La réconciliation apparaît bien comme la première des étapes à entreprendre au lendemain d’un conflit pour ensuite pouvoir envisager un avenir commun. Le paradoxe réside dans le fait que cette étape est également la plus longue à réaliser. Seul le temps peut atténuer les blessures provoquées par le conflit et calmer les esprits empreints de vengeance. Ce processus peut prendre plusieurs décennies. Des mesures peuvent cependant favoriser et encourager la réconciliation à terme et assurer la coexistence entre les anciens protagonistes.

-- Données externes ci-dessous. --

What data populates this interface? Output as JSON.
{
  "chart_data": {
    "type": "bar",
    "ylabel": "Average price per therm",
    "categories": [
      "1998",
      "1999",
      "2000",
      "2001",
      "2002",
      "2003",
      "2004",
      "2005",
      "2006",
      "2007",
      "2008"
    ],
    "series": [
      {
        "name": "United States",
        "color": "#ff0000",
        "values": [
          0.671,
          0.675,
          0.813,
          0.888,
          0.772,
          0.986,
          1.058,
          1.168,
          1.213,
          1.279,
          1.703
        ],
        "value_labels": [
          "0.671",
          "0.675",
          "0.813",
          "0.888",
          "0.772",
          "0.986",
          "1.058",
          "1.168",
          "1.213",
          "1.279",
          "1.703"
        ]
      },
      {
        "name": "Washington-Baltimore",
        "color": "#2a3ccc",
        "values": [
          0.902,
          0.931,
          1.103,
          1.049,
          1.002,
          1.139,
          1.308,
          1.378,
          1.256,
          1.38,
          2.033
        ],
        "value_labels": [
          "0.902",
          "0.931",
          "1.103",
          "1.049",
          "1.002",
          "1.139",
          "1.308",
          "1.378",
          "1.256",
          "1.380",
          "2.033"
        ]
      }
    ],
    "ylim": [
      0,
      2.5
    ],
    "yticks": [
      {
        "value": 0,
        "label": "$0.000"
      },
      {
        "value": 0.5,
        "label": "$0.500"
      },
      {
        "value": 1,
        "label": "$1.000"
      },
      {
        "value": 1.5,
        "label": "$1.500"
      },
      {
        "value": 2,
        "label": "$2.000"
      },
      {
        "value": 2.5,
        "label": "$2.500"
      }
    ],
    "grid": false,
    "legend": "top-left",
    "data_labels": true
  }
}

Les accords de Bonn prévoient, parmi les fonctions exercées directement par les Nations Unies en Afghanistan, d’enquêter sur les plaintes concernant les violations des droits de l’homme et d’appliquer remèdes et sanctions. Mais tous les protagonistes ont encore en mémoire les échecs des tentatives de réconciliations antérieures même quand elles étaient magnifiées par des cérémonies religieuses et des visites aux lieux saints de La Mecque et de l’Iran (1). Le discours de Kofi Annan, notamment mais il n’est pas le seul, les prie de ne pas répéter les erreurs du passé.

« Les participants ont ainsi saisi l’importance historique de l’événement et ont adhéré à son appel et à son esprit. (…) Ils ont admis que les ruses et les pressions partisanes devaient désormais céder la place à l’entente et à la réconciliation. (…) La responsabilité devant le peuple et devant la nation a pris le pas sur les promesses vides (…)» (2).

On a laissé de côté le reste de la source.